Il s'agirait donc de un scénario inédit et en tout cas très grave. La Grèce en 2012 n'est pas un précédent utile pour comprendre ce qui pourrait arriver, pour diverses raisons. Tout d'abord, la restructuration, qui d'ailleurs n'a pas du tout résolu le problème grec et n'a pas permis de desserrer l'étreinte de l'austérité, a eu lieu après que la valeur des titres se soit effondrée suite à la crise et a donc été volontaire ou caractère semi-volontaire.

Deuxièmement, seule une petite fraction de la dette était détenue par les ménages ; la majeure partie était constituée de banques locales, qui ont été renflouées avec l'argent de la Troïka, ou d'investisseurs institutionnels. Enfin et surtout, depuis le déclenchement de la crise en 2010, les contribuables des autres pays ont pris sur eux de se substituer aux marchés, renouvelant tous les titres arrivés à échéance et finançant de nouveaux déficits.

Les comparaisons avec les plus de cent restructurations gérées depuis soixante-dix ans par le FMI dans les pays émergents ne sont pas non plus utiles car elles concernaient presque exclusivement la composante de la dette en devises, majoritairement détenue par des institutions financières non résidentes.

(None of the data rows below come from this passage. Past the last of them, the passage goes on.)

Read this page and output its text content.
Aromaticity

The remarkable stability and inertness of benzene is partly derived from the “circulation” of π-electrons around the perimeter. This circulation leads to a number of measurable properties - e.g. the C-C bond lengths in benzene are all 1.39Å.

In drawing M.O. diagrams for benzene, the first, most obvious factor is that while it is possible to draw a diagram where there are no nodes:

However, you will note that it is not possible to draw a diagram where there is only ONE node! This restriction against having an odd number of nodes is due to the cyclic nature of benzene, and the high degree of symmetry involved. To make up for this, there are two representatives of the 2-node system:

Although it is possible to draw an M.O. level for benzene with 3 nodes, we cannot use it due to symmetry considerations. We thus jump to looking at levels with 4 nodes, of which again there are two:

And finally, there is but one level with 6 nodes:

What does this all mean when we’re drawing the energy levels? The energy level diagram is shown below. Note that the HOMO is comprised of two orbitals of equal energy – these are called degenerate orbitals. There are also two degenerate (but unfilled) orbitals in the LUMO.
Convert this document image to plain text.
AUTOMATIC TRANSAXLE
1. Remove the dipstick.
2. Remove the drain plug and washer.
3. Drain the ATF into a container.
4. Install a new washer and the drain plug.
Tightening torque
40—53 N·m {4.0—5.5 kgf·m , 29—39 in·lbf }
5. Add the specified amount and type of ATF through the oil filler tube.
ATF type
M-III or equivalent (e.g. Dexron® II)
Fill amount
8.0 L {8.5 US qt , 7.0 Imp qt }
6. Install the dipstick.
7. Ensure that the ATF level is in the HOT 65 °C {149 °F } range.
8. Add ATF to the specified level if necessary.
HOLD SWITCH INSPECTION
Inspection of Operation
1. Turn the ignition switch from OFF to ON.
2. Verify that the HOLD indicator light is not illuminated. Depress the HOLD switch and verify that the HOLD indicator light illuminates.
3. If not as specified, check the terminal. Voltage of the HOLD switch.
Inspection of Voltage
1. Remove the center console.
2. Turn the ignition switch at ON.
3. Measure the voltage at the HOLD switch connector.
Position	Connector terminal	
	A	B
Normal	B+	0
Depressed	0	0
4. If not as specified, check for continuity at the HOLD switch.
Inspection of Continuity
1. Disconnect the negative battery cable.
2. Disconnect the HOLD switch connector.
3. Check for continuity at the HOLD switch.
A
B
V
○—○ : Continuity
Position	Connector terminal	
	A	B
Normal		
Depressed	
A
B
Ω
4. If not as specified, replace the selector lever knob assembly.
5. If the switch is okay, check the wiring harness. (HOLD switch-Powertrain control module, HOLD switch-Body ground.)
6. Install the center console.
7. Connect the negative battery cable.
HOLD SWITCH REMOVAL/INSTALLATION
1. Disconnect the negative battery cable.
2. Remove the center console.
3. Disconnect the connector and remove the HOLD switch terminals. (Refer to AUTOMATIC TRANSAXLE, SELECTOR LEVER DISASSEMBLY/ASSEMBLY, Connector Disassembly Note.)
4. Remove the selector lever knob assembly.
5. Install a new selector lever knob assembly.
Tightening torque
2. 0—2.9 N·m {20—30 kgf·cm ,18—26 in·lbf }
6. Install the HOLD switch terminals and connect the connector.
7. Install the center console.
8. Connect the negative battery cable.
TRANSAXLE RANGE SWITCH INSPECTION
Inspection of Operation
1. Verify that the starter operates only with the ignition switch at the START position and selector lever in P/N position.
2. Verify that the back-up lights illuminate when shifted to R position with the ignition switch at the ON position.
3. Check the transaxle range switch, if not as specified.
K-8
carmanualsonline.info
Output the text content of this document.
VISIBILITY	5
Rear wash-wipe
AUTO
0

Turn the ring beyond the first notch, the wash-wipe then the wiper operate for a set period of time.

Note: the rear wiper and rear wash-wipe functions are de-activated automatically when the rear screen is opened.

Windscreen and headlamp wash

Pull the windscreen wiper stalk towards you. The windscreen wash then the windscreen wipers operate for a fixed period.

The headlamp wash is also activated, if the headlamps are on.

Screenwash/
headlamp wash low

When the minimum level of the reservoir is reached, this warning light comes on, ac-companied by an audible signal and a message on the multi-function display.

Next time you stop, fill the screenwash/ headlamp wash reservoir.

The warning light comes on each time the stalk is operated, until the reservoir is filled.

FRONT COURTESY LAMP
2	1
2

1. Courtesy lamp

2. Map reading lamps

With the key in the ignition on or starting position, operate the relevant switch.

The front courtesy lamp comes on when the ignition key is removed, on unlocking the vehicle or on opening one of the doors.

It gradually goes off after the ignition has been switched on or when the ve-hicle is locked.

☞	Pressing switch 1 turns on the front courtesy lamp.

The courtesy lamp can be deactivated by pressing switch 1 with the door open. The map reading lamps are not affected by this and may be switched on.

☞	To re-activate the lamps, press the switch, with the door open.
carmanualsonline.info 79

Une restructuration « à froid » dans une société moderne d'épargne de masse est une expérience que l'humanité ne connaît pas encore.

Travaillant dans mon imagination sur une telle réalité, je ne penserais pas, comme le fait par exemple Marcello Sorgi, au "Colosseo vendesi", qui somme toute est une histoire presque ordinaire. Les pensées iraient plutôt vers les vétérans du premier après-guerre et vers l'Italie balayée par les brigades noires. Au lieu d'anciens combattants, il y aurait des épargnants trahis par l'État et quelques millions de chômeurs.

Il ne serait pas difficile de trouver dans la réalité d'aujourd'hui quelques milliers de balillas dans le sillage d'un leader populiste virulent parmi ceux qui nous contaminent chaque jour avec leurs bavardages contre l'euro et contre l'Europe.